È la terza volta negli ultimi sei mesi che Washington attinge alla riserva petrolifera strategica e la volontà, ha evidenziato il presidente, che nel suo discorso alla Casa Bianca ha fatto appello al patriottismo e chiesto alle industrie del Paese di “fare di più” per accelerare il ritmo delle trivellazioni così da abbattere i prezzi di benzina alla pompa, saliti durante la crisi Russia-Ucraina. Biden ha anche criticato le imprese che “preferiscono profitti straordinari a investimenti che accrescono la produzione” e puntato il dito contro le compagnie petrolifere colpevoli di arricchirsi con la guerra: “Questo non è il momento di sedersi su profitti record, è il momento di fare un passo avanti per il bene del vostro Paese”.
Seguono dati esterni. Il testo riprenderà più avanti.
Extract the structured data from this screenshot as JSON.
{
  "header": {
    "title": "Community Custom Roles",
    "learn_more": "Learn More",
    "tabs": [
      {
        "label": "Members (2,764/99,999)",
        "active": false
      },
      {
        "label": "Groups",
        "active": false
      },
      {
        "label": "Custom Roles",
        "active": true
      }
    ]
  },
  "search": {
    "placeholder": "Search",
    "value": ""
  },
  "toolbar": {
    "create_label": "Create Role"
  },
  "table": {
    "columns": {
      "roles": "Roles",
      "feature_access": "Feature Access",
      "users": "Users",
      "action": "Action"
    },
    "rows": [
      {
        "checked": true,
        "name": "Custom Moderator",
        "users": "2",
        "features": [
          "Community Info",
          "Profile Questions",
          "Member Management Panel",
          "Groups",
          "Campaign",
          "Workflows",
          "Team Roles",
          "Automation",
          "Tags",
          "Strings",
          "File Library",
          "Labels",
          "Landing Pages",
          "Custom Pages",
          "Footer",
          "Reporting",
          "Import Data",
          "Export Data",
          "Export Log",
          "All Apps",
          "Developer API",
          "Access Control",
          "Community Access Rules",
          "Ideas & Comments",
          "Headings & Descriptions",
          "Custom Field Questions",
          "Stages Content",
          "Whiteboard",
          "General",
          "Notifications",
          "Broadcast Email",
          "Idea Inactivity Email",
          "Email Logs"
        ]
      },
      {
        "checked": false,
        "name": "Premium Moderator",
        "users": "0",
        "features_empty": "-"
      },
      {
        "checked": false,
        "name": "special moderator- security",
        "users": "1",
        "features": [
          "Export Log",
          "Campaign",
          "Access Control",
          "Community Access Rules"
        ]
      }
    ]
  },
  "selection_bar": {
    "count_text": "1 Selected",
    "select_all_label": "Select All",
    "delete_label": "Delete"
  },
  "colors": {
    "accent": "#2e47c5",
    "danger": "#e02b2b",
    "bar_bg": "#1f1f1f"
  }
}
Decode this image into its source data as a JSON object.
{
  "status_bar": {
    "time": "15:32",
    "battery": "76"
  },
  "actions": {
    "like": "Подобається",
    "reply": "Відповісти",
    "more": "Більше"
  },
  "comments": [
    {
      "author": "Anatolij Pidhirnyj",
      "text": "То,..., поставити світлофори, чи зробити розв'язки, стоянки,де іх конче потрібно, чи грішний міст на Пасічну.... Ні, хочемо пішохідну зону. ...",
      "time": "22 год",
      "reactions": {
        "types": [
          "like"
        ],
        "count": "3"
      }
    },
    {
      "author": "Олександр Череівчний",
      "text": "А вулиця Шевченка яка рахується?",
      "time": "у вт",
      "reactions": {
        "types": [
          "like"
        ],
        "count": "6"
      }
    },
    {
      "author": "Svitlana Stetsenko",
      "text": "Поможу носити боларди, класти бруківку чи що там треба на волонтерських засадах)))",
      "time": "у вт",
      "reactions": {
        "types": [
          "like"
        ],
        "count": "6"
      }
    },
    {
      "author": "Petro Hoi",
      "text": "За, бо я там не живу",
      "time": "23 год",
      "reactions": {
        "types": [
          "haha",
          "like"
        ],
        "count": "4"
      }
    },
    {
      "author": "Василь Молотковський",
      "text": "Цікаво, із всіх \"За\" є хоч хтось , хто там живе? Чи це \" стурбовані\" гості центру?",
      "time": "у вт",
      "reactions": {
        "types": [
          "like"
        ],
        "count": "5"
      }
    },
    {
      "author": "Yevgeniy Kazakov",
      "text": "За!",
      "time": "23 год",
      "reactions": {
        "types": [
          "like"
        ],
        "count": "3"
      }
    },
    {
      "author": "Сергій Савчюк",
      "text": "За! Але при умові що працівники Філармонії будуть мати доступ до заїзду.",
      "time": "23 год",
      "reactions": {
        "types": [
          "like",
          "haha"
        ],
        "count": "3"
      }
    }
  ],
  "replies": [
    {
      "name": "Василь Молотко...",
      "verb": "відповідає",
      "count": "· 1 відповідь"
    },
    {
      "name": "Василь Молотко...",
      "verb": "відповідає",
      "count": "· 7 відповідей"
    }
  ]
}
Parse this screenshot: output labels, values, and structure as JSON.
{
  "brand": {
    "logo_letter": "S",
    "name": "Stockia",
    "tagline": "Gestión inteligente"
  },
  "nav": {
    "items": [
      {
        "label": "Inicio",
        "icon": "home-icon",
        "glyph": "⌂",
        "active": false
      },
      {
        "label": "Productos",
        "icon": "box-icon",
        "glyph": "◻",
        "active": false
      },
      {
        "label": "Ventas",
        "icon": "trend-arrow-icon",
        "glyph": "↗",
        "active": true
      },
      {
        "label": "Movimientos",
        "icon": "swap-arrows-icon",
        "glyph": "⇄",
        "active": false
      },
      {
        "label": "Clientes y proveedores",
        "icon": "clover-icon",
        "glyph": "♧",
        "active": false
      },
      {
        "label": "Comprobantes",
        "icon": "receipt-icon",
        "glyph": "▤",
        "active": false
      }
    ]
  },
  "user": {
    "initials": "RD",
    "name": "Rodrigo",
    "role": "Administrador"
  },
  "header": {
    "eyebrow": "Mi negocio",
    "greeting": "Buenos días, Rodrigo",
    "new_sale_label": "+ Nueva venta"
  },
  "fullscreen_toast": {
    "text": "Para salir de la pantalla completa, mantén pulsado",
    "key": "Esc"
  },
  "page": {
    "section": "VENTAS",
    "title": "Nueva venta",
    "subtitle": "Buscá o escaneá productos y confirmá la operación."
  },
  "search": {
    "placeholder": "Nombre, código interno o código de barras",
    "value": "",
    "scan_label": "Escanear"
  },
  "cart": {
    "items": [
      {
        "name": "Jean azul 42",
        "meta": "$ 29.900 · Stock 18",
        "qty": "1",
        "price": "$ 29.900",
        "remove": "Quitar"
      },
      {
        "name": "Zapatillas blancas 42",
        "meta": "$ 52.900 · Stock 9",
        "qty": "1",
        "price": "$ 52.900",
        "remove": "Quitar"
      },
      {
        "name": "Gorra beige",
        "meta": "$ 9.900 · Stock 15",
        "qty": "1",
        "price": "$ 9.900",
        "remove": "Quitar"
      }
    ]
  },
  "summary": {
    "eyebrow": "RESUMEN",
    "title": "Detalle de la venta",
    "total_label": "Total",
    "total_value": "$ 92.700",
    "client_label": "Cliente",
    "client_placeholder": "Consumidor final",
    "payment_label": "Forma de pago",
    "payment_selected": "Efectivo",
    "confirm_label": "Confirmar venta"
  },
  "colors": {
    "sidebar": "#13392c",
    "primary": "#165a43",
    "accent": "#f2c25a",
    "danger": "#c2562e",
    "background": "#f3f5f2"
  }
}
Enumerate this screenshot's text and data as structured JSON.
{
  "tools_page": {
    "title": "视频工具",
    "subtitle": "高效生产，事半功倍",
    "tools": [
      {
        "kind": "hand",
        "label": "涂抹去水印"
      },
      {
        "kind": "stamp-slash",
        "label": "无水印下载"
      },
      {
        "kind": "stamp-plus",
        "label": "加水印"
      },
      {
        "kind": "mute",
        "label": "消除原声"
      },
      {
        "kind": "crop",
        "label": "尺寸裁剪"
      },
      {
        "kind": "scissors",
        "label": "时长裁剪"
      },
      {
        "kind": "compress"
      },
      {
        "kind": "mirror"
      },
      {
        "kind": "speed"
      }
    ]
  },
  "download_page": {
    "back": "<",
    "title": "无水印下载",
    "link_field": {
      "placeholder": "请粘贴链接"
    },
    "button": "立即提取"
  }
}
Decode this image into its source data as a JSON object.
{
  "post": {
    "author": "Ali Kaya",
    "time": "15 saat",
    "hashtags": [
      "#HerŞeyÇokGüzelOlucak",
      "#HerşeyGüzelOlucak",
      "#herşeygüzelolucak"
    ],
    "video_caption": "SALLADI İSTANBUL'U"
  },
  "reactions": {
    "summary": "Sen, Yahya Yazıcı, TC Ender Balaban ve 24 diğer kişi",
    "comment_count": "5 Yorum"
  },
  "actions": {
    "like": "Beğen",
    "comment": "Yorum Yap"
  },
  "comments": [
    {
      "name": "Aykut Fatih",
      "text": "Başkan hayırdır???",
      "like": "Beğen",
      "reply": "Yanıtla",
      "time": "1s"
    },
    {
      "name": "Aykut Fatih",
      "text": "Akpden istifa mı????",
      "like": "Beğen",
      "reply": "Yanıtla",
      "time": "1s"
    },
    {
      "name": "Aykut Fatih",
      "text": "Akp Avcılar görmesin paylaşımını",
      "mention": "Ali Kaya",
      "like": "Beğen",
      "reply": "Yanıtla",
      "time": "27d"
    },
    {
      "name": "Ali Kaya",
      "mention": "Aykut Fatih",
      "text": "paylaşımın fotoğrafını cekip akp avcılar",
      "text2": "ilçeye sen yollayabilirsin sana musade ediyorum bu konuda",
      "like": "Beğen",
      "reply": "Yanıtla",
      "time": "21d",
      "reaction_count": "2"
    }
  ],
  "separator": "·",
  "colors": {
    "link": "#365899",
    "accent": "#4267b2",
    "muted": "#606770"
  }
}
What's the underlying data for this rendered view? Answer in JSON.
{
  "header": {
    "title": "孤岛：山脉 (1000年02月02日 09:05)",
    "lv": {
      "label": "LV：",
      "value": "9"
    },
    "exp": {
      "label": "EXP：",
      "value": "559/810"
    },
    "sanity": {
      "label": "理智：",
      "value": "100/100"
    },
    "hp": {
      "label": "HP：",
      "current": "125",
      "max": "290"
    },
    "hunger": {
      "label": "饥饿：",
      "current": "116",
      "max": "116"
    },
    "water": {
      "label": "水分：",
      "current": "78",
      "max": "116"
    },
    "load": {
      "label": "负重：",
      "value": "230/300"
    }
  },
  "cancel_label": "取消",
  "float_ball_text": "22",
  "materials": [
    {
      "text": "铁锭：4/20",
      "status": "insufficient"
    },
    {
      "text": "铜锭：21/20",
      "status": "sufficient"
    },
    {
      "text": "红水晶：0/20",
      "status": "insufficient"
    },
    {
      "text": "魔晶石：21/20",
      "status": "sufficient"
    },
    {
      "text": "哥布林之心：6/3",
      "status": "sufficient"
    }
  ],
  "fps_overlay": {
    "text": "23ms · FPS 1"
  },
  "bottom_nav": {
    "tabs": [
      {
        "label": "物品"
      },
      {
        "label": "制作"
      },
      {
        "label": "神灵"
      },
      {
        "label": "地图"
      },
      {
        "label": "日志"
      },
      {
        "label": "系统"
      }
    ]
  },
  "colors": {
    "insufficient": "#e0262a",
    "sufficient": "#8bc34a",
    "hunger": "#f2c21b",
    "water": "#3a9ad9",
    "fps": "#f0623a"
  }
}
In linea con questa posizione, la richiesta di Biden al Congresso di far pagare delle multe alle compagnie petrolifere che non producono nelle terre federali sulle quali hanno la licenza. Oltre al richiamo a una legge di guerra che garantisce la produzione di minerali, come litio, nickel, cobalto e grafite, per la fabbricazione delle batterie dei veicoli elettrici.

Gnl? Potevano essere rinnovabili

E si continua a parlare di combustibili fossili. E di rigassificatori. Se ne parla da anni ma si è fatto poco e a rilento, sintomo della poca lungimiranza del Paese che si esprime anche nella scarsa diversificazione degli approvvigionamenti. Il rischio è di slegarsi dalla Russia per creare un legame, forse ancora più forte, con un altro fornitore, alla luce anche del divieto all’importazione di carbone russo, pilastro del quinto pacchetto di sanzioni occidentali annunciato dalla presidente della Commissione europea Ursula von der Leyen.

Mentre lasciamo scivolare tra le dita l’opportunità di accrescere la produzione da fonti rinnovabili, continuiamo ad aggrapparci alle fossili e chiamiamo il gas con un altro acronimo pensando a costruire nuovi siti e a trasportarne sempre di più, tralasciando l’impatto ambientale di tutte queste attività.